Miguel Martínez-Lage
Miguel Martínez-Lage
publica el libro de poemas
La coz en el tintero [+]




QUERIDO, ATRIBULADO Y SEGURO QUE NADA OCIOSO LECTOR

MIGUEL MARTÍNEZ-LAGE
El pez de tinta, 4
La casa de los Malfenti, Otoño de 2005

[Querido, atribulado y seguro que nada ocioso lector; querida lectora atenta, perspicaz, benévola y ocupadísima, eso fijo:

Es en otoño cuando al pez de tinta le pasan más cosas y cosas mejores. Las malas son pocas y son las de menos, y nunca dejan de pasar, así sea por los pelos, y además no importan. Por eso, no es de extrañar que en esta entrega el pez de tinta celebre su primer aniversario en La casa de los Malfenti con moderado júbilo y con todas las glándulas lectoras en ebullición, segregando endorfinas a todo trapo, y el ojo pineal hecho ojo de un huracán despierto tras la fuerza del vendaval con que a través de mí ha pasado Doctor Pasavento. Tampoco debiera llamar la atención que haya preparado un cóctel más largo que de costumbre, pero con un único ingrediente: Enrique Vila-Matas destilado en su grado de máxima pureza, con todo su sabor intacto y entero. Tan es así que produce cierto rubor tener que añadir este hielo de máquina para que su paso sea más llevadero, y pase así como pasa el viento. Lo digo porque yo a Enrique Vila-Matas lo bebo seco. Como Montano cuando arranca su «Diccionario del tímido amor a la vida», me encomiendo a un dios veraz.]

1.

La progresión de Vila-Matas en sus últimos libros es un ascenso vertiginoso, un constante más difícil todavía, hacia regiones de una literatura poco o nada corriente en castellano en los últimos decenios. Más difícil, desde luego, porque además nos lo pone fácil. Da un salto mortal que es a la vez un salto moral. Parecerá cosa de prestidigitador, pero es fruto de una honradez intelectual absoluta. Y tampoco es tan frecuente esa literatura en otras lenguas, dicho sea de paso. Vale, ya sé que acabo de poner el carro delante de los bueyes y he vuelto a empezar por las conclusiones, pero es que pocas veces he estado tan seguro al emitir un juicio literario, que son los únicos que emito desde hace ya demasiado. Y me amparo, para obrar a la inversa de lo que sería esperable, en que algunos rascacielos supositorio se empiezan a construir por el tejado (y otros se queman por la planta 21). Por otra parte, tuve la suerte de ser de los primerísimos lectores que tuvo el libro último de Vila-Matas, Doctor Pasavento. Hace algunas semanas la crítica en general, a la de los periódicos me refiero, ha venido a darme la razón, con las dos chocarreras excepciones de turno.

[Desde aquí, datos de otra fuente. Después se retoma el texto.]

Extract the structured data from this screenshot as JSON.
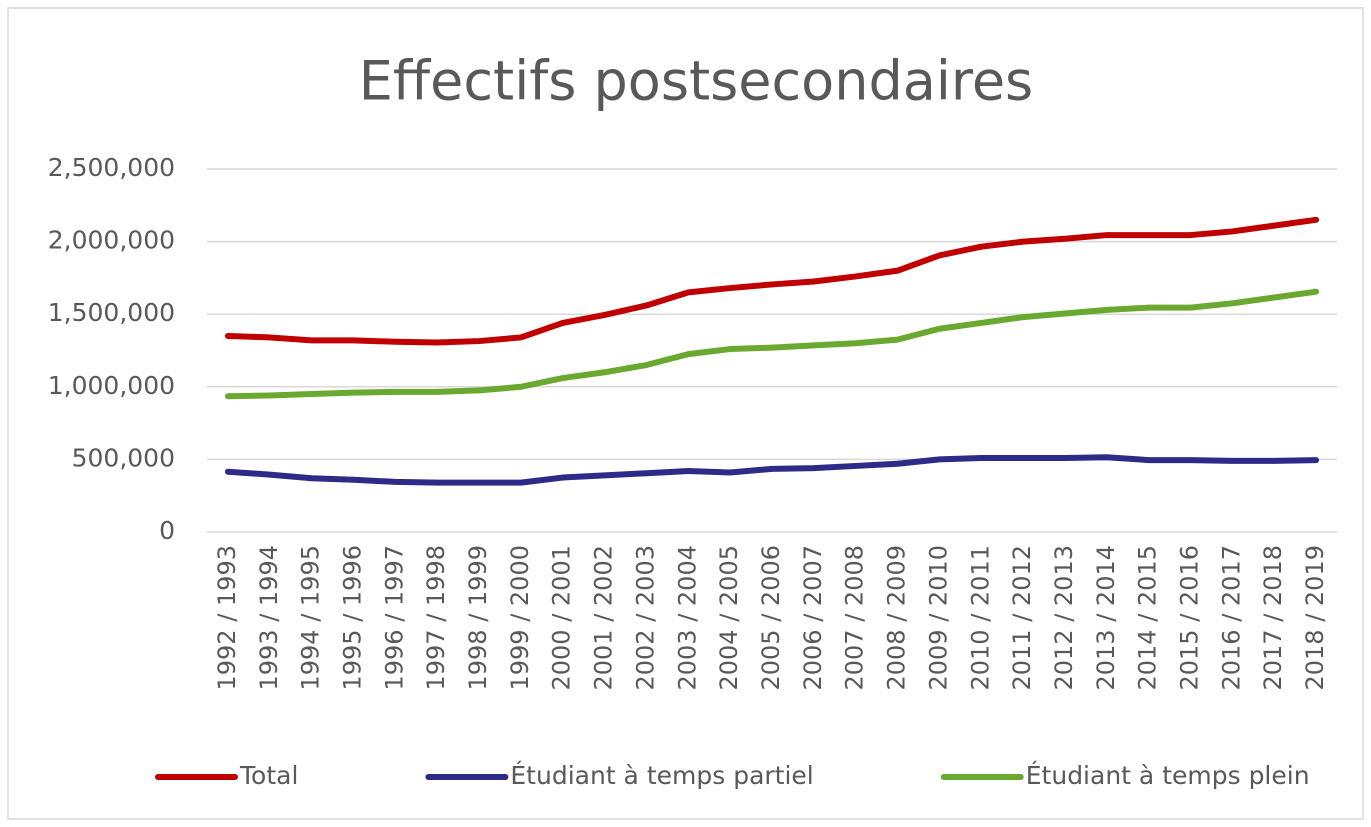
{
  "chart_data": {
    "type": "line",
    "title": "Effectifs postsecondaires",
    "categories": [
      "1992 / 1993",
      "1993 / 1994",
      "1994 / 1995",
      "1995 / 1996",
      "1996 / 1997",
      "1997 / 1998",
      "1998 / 1999",
      "1999 / 2000",
      "2000 / 2001",
      "2001 / 2002",
      "2002 / 2003",
      "2003 / 2004",
      "2004 / 2005",
      "2005 / 2006",
      "2006 / 2007",
      "2007 / 2008",
      "2008 / 2009",
      "2009 / 2010",
      "2010 / 2011",
      "2011 / 2012",
      "2012 / 2013",
      "2013 / 2014",
      "2014 / 2015",
      "2015 / 2016",
      "2016 / 2017",
      "2017 / 2018",
      "2018 / 2019"
    ],
    "series": [
      {
        "name": "Total",
        "color": "#c00000",
        "values": [
          1350000,
          1340000,
          1320000,
          1320000,
          1310000,
          1305000,
          1315000,
          1340000,
          1440000,
          1495000,
          1560000,
          1650000,
          1680000,
          1705000,
          1725000,
          1760000,
          1800000,
          1905000,
          1965000,
          2000000,
          2020000,
          2045000,
          2045000,
          2045000,
          2070000,
          2110000,
          2150000
        ]
      },
      {
        "name": "Étudiant à temps partiel",
        "color": "#2e2a87",
        "values": [
          415000,
          395000,
          370000,
          360000,
          345000,
          340000,
          340000,
          340000,
          375000,
          390000,
          405000,
          420000,
          410000,
          435000,
          440000,
          455000,
          470000,
          500000,
          510000,
          510000,
          510000,
          515000,
          495000,
          495000,
          490000,
          490000,
          495000
        ]
      },
      {
        "name": "Étudiant à temps plein",
        "color": "#6aa92f",
        "values": [
          935000,
          940000,
          950000,
          960000,
          965000,
          965000,
          975000,
          1000000,
          1060000,
          1100000,
          1150000,
          1225000,
          1260000,
          1270000,
          1285000,
          1300000,
          1325000,
          1400000,
          1440000,
          1480000,
          1505000,
          1530000,
          1545000,
          1545000,
          1575000,
          1615000,
          1655000
        ]
      }
    ],
    "ylim": [
      0,
      2500000
    ],
    "yticks": [
      0,
      {
        "value": 500000,
        "label": "500,000"
      },
      {
        "value": 1000000,
        "label": "1,000,000"
      },
      {
        "value": 1500000,
        "label": "1,500,000"
      },
      {
        "value": 2000000,
        "label": "2,000,000"
      },
      {
        "value": 2500000,
        "label": "2,500,000"
      }
    ],
    "grid": true,
    "legend": "bottom"
  }
}
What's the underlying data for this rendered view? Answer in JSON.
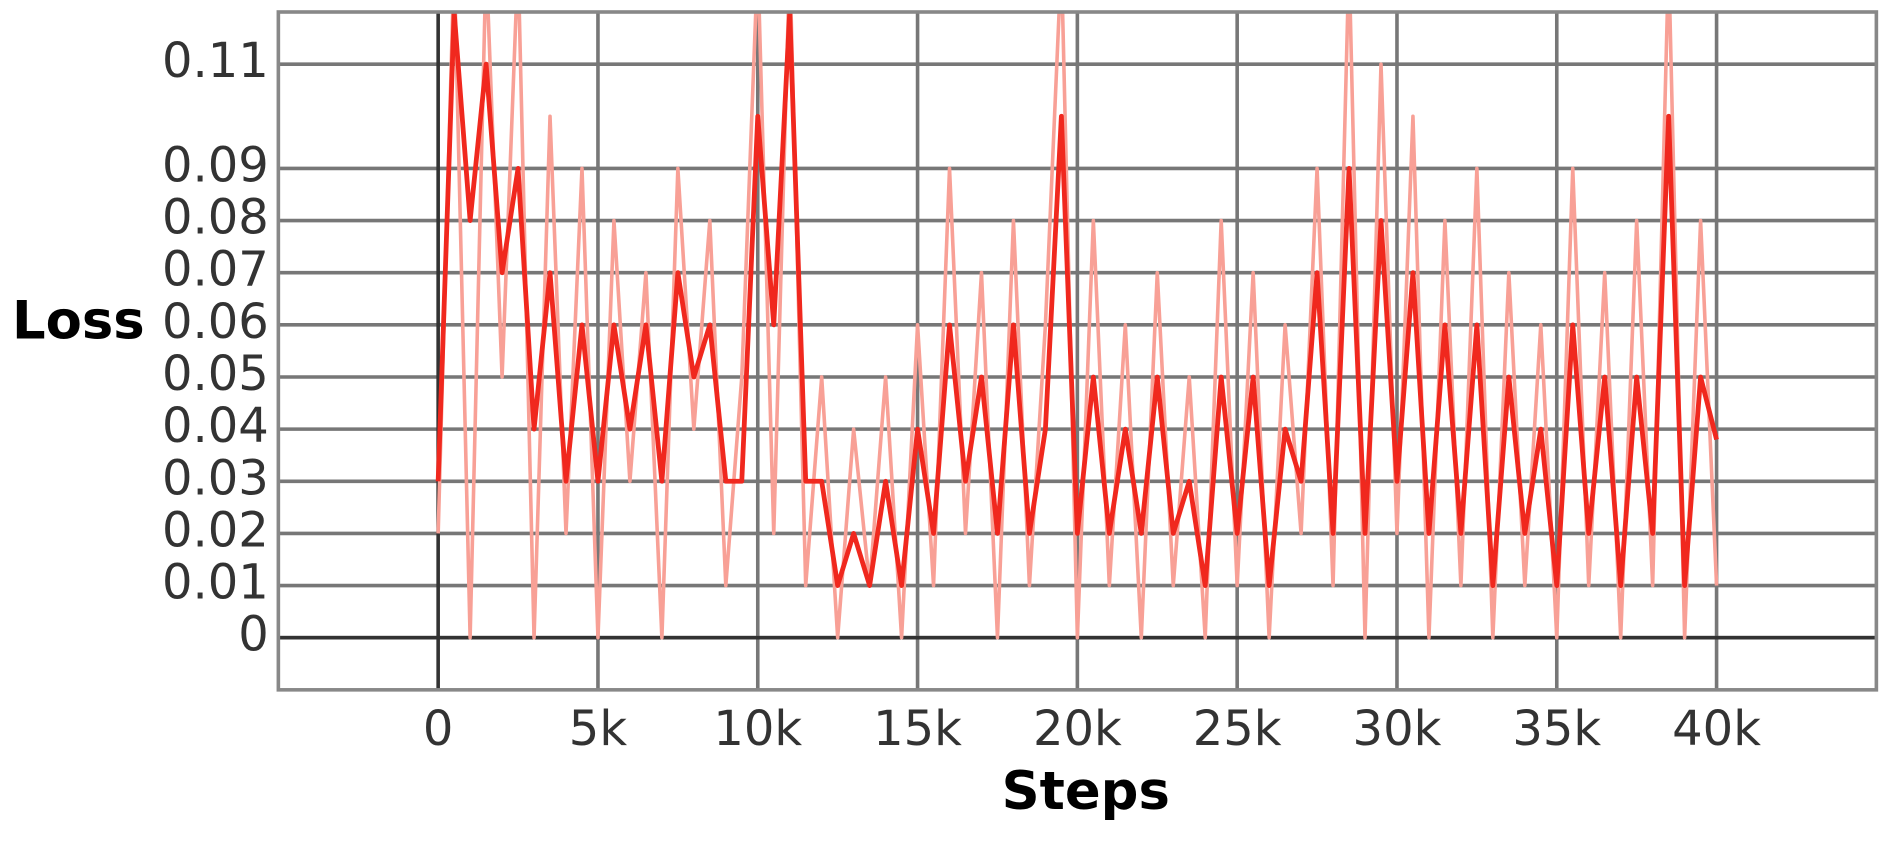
{
  "chart_data": {
    "type": "line",
    "x_label": "Steps",
    "y_label": "Loss",
    "x": [
      0,
      500,
      1000,
      1500,
      2000,
      2500,
      3000,
      3500,
      4000,
      4500,
      5000,
      5500,
      6000,
      6500,
      7000,
      7500,
      8000,
      8500,
      9000,
      9500,
      10000,
      10500,
      11000,
      11500,
      12000,
      12500,
      13000,
      13500,
      14000,
      14500,
      15000,
      15500,
      16000,
      16500,
      17000,
      17500,
      18000,
      18500,
      19000,
      19500,
      20000,
      20500,
      21000,
      21500,
      22000,
      22500,
      23000,
      23500,
      24000,
      24500,
      25000,
      25500,
      26000,
      26500,
      27000,
      27500,
      28000,
      28500,
      29000,
      29500,
      30000,
      30500,
      31000,
      31500,
      32000,
      32500,
      33000,
      33500,
      34000,
      34500,
      35000,
      35500,
      36000,
      36500,
      37000,
      37500,
      38000,
      38500,
      39000,
      39500,
      40000
    ],
    "series": [
      {
        "color": "#f8a096",
        "values": [
          0.02,
          0.13,
          0.0,
          0.13,
          0.05,
          0.13,
          0.0,
          0.1,
          0.02,
          0.09,
          0.0,
          0.08,
          0.03,
          0.07,
          0.0,
          0.09,
          0.04,
          0.08,
          0.01,
          0.05,
          0.13,
          0.02,
          0.13,
          0.01,
          0.05,
          0.0,
          0.04,
          0.01,
          0.05,
          0.0,
          0.06,
          0.01,
          0.09,
          0.02,
          0.07,
          0.0,
          0.08,
          0.01,
          0.06,
          0.13,
          0.0,
          0.08,
          0.01,
          0.06,
          0.0,
          0.07,
          0.01,
          0.05,
          0.0,
          0.08,
          0.01,
          0.07,
          0.0,
          0.06,
          0.02,
          0.09,
          0.01,
          0.13,
          0.0,
          0.11,
          0.02,
          0.1,
          0.0,
          0.08,
          0.01,
          0.09,
          0.0,
          0.07,
          0.01,
          0.06,
          0.0,
          0.09,
          0.01,
          0.07,
          0.0,
          0.08,
          0.01,
          0.13,
          0.0,
          0.08,
          0.01
        ]
      },
      {
        "color": "#f0281e",
        "values": [
          0.03,
          0.12,
          0.08,
          0.11,
          0.07,
          0.09,
          0.04,
          0.07,
          0.03,
          0.06,
          0.03,
          0.06,
          0.04,
          0.06,
          0.03,
          0.07,
          0.05,
          0.06,
          0.03,
          0.03,
          0.1,
          0.06,
          0.12,
          0.03,
          0.03,
          0.01,
          0.02,
          0.01,
          0.03,
          0.01,
          0.04,
          0.02,
          0.06,
          0.03,
          0.05,
          0.02,
          0.06,
          0.02,
          0.04,
          0.1,
          0.02,
          0.05,
          0.02,
          0.04,
          0.02,
          0.05,
          0.02,
          0.03,
          0.01,
          0.05,
          0.02,
          0.05,
          0.01,
          0.04,
          0.03,
          0.07,
          0.02,
          0.09,
          0.02,
          0.08,
          0.03,
          0.07,
          0.02,
          0.06,
          0.02,
          0.06,
          0.01,
          0.05,
          0.02,
          0.04,
          0.01,
          0.06,
          0.02,
          0.05,
          0.01,
          0.05,
          0.02,
          0.1,
          0.01,
          0.05,
          0.038
        ]
      }
    ],
    "xlim": [
      -5000,
      45000
    ],
    "ylim": [
      -0.01,
      0.12
    ],
    "xticks": [
      0,
      {
        "value": 5000,
        "label": "5k"
      },
      {
        "value": 10000,
        "label": "10k"
      },
      {
        "value": 15000,
        "label": "15k"
      },
      {
        "value": 20000,
        "label": "20k"
      },
      {
        "value": 25000,
        "label": "25k"
      },
      {
        "value": 30000,
        "label": "30k"
      },
      {
        "value": 35000,
        "label": "35k"
      },
      {
        "value": 40000,
        "label": "40k"
      }
    ],
    "yticks": [
      0,
      0.01,
      0.02,
      0.03,
      0.04,
      0.05,
      0.06,
      0.07,
      0.08,
      0.09,
      0.11
    ],
    "grid": true
  }
}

Doctor Pasavento, a quienes seguimos desde 1985 cómo se despliega la obra literaria de Vila-Matas, podrá parecernos excepcional. Quizá lo sea, pero no es una excepción, sino que confirma la regla. Dícese que cada genio creador tiene una duración limitada en su ejercicio o vigor, una caducidad que no siempre se compadece con la vida entera. En el caso que nos ocupa, parece que Vila-Matas se haya requintado más de lo humanamente posible. Doctor Pasavento tiene la misma calidad que sus hermanos anteriores, pero es que además es mejor. No sé si me explico, pero yo me entiendo.

No hay mejor sorpresa que la confirmación de una sospecha.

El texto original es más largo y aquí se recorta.